In any event, this court on certiorari specifically left undetermined this “directly due” question, for as was pointed out above, the Court of Appeals in the Martin case did affirm the holding of the trial court allowing the claimants to recover on the ground that the mines in which the claimants were employed were an establishment separate from the establishment in which a labor dispute was in progress, 251 Ala. 153, 36 So.2d 547, 554. In affirming the judgment of the Court of Appeals, this court, speaking 'through the late, lamented Chief Justice Gardner, made the following observations concerning the opinion of the Court of Appeals:
“Reduced to a simple analysis, that opinion [Court of Appeals] merely holds that the coal mines in which there was no labor dispute was an ‘establishment’ within the meaning of our Unemployment Compensation Statute. * =k *
* ❖ * * * *
“In view of the further holding of the Court of Appeals, however, that this complainant’s unemployment was directly due to a labor dispute, it becomes necessary for us to observe that in view of our affirmance of the judgment of the Court of Appeals upon the ground above noted, and upon which that court based its ruling, a discussion and consideration of this question becomes unnecessary and is therefore left to one side.
“Upon the part of the appellee the insistence is that the Drummond case is decisive in their favor and upon that theory the three judge trial court rested its decision. While on the other hand appellant insists that the Drummond case was to be differentiated though it contains dictum supportive of the trial court. Upon this question there may here be a difference of view. Whatever might be said, however, upon that question would itself be dictum, and *516as a general rule the courts very properly decline to enter into discussions which are not decisive of the case. We merely make these observations to the end that we may not be bound by the holding of the Court of Appeals upon this particular question.

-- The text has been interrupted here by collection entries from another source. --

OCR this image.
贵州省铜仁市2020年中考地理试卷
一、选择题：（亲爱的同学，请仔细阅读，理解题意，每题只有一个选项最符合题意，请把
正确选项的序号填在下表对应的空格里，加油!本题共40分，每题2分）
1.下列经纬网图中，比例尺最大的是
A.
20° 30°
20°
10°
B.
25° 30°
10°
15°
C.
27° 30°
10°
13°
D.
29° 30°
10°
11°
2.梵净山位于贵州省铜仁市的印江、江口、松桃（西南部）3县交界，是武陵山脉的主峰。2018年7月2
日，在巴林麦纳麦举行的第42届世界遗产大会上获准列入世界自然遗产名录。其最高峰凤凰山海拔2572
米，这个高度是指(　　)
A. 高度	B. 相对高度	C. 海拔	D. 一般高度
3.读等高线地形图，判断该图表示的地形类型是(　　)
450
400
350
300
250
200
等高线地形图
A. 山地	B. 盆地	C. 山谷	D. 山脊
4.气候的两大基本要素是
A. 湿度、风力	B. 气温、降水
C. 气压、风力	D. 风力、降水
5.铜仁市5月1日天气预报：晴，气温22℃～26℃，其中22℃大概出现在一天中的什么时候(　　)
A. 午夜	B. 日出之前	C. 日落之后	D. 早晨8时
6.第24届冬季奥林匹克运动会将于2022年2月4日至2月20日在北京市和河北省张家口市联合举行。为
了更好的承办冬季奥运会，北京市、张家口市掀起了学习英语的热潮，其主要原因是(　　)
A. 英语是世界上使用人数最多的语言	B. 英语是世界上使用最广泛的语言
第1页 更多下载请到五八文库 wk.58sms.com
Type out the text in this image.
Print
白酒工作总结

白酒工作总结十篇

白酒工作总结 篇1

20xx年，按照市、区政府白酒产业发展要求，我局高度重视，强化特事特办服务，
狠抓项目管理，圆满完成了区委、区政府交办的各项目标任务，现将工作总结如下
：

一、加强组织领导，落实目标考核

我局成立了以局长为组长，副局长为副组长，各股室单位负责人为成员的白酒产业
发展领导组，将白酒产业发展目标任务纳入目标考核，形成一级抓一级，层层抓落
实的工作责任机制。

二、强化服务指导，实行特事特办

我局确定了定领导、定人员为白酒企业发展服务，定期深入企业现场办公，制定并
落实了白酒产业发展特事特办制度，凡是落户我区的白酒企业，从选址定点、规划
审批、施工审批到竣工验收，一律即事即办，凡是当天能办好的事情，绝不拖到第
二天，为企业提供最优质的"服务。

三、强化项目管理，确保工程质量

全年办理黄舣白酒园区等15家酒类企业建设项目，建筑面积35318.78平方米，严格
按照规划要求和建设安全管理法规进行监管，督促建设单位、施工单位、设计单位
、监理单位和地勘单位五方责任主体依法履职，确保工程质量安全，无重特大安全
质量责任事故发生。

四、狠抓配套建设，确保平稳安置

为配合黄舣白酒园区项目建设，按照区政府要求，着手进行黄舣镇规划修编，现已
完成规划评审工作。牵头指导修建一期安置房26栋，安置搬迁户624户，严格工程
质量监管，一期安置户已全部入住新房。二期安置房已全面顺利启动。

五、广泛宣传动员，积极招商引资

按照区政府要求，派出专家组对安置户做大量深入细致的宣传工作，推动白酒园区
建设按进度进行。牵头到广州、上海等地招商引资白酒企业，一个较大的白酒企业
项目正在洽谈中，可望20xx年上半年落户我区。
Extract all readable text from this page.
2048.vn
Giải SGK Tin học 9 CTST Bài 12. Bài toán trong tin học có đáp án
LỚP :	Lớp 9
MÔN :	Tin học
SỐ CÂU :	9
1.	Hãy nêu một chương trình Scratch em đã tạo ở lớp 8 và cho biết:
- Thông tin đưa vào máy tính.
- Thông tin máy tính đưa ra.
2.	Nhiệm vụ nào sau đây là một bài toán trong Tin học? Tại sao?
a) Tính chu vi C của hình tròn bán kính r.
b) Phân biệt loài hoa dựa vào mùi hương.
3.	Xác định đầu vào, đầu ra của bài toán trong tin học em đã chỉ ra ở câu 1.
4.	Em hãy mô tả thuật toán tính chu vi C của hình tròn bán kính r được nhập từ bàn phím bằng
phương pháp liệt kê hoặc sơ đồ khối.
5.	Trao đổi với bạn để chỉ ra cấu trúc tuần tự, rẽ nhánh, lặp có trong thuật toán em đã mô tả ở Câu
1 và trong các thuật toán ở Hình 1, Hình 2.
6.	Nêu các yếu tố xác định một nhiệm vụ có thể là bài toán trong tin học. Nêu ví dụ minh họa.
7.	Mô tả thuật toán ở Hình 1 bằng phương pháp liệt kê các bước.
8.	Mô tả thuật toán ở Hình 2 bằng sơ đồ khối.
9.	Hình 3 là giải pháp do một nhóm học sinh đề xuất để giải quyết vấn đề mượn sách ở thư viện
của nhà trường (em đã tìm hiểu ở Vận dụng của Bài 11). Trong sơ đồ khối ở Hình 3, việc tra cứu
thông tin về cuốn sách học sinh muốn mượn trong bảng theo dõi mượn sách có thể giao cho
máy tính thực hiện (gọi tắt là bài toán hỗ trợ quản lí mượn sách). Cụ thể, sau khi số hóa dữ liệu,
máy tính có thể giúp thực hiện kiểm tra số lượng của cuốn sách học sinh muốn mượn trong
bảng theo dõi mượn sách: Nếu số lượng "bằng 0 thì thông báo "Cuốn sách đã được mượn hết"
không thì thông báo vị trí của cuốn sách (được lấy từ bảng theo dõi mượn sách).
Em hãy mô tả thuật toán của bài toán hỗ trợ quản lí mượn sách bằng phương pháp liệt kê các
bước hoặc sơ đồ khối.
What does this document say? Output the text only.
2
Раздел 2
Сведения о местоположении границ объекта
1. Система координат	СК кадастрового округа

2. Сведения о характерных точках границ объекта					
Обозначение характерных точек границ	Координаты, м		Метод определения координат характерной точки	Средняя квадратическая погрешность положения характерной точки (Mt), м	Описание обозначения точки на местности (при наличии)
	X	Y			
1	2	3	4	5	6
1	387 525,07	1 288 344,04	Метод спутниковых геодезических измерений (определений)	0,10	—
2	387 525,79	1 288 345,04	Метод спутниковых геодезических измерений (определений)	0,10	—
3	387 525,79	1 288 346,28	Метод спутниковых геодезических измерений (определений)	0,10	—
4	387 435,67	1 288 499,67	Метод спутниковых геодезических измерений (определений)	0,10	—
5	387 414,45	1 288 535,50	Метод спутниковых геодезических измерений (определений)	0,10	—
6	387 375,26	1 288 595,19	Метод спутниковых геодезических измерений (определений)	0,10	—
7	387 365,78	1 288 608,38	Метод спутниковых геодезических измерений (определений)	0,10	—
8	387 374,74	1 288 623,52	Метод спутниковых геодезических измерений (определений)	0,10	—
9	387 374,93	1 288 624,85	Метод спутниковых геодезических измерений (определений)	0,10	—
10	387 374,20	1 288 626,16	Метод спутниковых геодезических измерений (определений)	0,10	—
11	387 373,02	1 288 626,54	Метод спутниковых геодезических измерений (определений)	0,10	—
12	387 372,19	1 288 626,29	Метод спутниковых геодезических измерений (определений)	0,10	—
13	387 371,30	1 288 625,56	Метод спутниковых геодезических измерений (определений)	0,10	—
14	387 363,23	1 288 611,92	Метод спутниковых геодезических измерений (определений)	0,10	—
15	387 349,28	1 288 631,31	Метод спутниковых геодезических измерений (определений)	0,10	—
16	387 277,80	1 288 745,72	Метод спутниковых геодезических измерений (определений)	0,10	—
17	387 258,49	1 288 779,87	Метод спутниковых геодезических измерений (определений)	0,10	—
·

It is left here undetermined.”
As we have attempted to illustrate, neither the legislature nor the Supreme Court of this state has changed or modified the rule of the Drummond case; such is the law today and governs this case to the result that petitioner was not disqualified from receiving unemployment compensation.
Reversed and remanded.
STAKELY, MERRILL and CLAYTON, JJ., concur, except MERRILL, J., prefers not to be committed to the view that subsequent amendments to the Act with no change in the considered Section and the 1939 amendment has any persuasive effect on the question.